The proven oil and gas reserves of major oil companies are depleting at an alarming pace and face the risk of running out in less than 15 years as resource capacity from new discoveries are unable to replace produced volumes, according to a Rystad Energy analysis released on Wednesday.
The group of the world’s largest oil producers referred to as 'Big Oil' lost 15% of its stock levels in the ground last year, with remaining reserves set to run out in less than 15 years unless the group makes more commercial discoveries, Rystad said.
The task is becoming more and more challenging as investments in exploration shrink and success rates slump.
The declining proven reserves could create serious challenges for Big Oil, which includes ExxonMobil, BP, Shell, Chevron, Total and Eni, to maintain stable production levels in coming years, the energy consultancy said, warning that this would in turn cause revenue to dwindle and pose a major threat to the financing of the group’s energy transition plans.
Big Oil's proven reserves fell by 13 billion barrels of oil equivalent (boe) in 2020 as a result of major impairment costs, and this year's exploration has not started well, Rystad said.
As high-ranked prospects struggled to produce and active wildcats only yielded modest-sized discoveries, the industry's global first-quarter discovered volumes totaled 1.2 billion boe, the lowest in seven years, it said.
According to the analysis, the fall in crude oil demand and prices as a result of the Covid-19 pandemic, combined with a greater emphasis on capital discipline, has resulted in investment cuts, which may exacerbate the challenge faced by many major operators as they seek to increase their proven reserves.
The selling of oil and gas will continue to dominate business models of European majors, which are increasingly focused on the energy transition, it added.
'The ability of Big Oil to generate future revenues will continue to depend on the volume of oil and gas the companies have at their disposal to sell. If reserves are not high enough to sustain production levels, companies will find it difficult to fund expensive energy transition projects, resulting in a slowdown of their clean energy plans,' Parul Chopra, vice president of upstream research at Rystad Energy, was quoted as saying in the analysis.
ExxonMobil’s proven reserves shrank by 7 billion boe in 2020, or 30%, from 2019 levels, the analysis revealed attributing it to reductions in Canadian oil sands and US shale gas properties.
'Also, ExxonMobil’s proven gas reserves dropped last year by 9 trillion cubic feet, mostly in the US. The revisions were primarily linked to the gas assets ExxonMobil bought from XTO in 2009,' according to the analysis.

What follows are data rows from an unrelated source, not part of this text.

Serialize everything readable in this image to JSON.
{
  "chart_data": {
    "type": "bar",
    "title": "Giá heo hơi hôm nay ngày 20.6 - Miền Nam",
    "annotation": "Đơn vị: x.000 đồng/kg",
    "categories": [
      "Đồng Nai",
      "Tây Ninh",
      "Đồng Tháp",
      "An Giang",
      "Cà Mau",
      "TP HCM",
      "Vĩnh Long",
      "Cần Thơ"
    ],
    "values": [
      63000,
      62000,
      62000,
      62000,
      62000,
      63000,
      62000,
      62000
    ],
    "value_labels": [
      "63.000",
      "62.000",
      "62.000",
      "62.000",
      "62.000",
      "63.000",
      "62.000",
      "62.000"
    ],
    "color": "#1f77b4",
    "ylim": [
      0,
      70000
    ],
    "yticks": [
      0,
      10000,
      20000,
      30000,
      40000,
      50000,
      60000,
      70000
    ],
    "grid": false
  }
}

Shell, meanwhile, saw its proven reserves fall by 20% to 9 billion boe last year, Rystad said, adding that gas reserves accounted for two-thirds of the reductions, led by a 600 million boe revision in Australian projects.

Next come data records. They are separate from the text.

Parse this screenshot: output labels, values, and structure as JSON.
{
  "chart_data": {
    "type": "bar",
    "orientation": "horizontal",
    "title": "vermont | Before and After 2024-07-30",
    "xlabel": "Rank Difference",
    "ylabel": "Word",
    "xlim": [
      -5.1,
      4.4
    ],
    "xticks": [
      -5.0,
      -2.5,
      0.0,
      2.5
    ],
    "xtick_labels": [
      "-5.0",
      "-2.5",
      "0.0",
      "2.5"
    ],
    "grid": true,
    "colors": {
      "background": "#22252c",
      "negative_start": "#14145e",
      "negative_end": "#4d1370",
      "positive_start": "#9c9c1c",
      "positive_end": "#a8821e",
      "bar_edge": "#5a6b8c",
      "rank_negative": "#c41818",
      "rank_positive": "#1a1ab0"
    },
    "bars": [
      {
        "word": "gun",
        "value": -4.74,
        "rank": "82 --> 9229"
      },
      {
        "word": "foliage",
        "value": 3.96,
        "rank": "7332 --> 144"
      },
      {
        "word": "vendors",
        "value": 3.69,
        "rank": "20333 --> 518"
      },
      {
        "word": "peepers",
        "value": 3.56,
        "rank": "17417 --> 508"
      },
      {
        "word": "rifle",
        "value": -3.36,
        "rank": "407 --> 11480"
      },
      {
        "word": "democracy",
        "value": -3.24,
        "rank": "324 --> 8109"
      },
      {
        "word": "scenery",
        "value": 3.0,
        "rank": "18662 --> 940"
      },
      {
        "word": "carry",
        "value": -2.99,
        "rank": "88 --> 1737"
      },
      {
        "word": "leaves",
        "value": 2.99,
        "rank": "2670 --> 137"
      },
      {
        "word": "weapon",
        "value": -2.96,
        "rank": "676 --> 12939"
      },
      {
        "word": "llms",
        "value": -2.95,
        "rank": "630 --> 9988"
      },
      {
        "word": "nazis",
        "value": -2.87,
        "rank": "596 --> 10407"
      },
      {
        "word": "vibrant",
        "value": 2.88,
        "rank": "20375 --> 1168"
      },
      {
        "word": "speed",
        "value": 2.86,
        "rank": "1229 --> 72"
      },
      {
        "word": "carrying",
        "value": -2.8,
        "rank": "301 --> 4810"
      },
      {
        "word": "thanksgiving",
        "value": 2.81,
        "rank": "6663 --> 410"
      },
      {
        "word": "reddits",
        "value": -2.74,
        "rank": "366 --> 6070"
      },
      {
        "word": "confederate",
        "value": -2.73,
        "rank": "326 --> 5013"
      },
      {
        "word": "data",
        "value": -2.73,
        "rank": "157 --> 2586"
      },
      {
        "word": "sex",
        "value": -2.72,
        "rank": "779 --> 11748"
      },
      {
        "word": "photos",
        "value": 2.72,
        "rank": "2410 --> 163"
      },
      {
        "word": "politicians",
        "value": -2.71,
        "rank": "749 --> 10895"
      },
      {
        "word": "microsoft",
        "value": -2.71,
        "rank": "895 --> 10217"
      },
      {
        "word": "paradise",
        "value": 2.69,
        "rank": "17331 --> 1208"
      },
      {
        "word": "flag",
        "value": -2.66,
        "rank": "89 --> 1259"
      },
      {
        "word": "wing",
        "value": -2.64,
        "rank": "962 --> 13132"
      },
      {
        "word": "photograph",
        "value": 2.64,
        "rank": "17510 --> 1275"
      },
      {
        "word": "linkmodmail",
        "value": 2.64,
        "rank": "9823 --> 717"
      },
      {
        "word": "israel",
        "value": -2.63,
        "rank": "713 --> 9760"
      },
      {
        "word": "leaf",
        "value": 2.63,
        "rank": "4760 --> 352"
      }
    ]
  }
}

Chevron also suffered reserve losses due to impairments, despite the addition of around 2 billion boe of proven reserves to its inventory through the acquisition of Noble Energy.
Similarly, BP saw its total proven reserves drop from 19 billion boe in 2019 to 18 billion boe in 2020, mainly due to the sale of existing assets and a lack of major new discoveries. Total and Eni, however, have managed to avoid reductions in proven reserves over the past decade.
Amid the proven reserve reductions – due to impairments and a lack of new discoveries – companies are seeing a negative impact on their ratio of proven reserves to production, the analysis highlighted.
'When assessing the development of this ratio for the period from 2015 through 2020, ExxonMobil, Chevron and Shell show the highest decline,' it said.
The analysis showed ExxonMobil’s proven-reserves-to-production ratio has not fallen below 13 years for the past two decades, but the 15 billion boe of reserves declared in 2020 means its volumes would run out in just over 11 years, compared to the previous expectation that these would last for more than 16 years.
Shell's reserves-to-production ratio, on the other hand, plummeted to 7.4 years in 2020, the lowest among the majors. The company had already stated that its oil production peaked in 2019 and that it expects a 1% to 2% annual decline in output until 2030.
New discovered volumes – a measurement of a company’s exploration performance – illustrates the daunting challenge faced by oil majors to maintain their reserves base and supply existing customers.
Over the past five years, Rystad said the six majors have replaced only 45% of their production through reserves from new discoveries.
ExxonMobil fared better than its peers, adding more than 70% of the produced reserves thanks to 9 billion boe of discovered volumes in the offshore Stabroek Block in Guyana, the energy consultancy said.
'Total also enjoyed significant exploration success last year in the Guyana-Suriname basin, while Eni did well thanks to success in Africa. Chevron and Shell, on the other hand, have struggled to register new discovered volumes. Chevron managed to replace only 15% of its produced volumes from 2016 through 2020, while Shell replaced 27%,' Rystad data showed.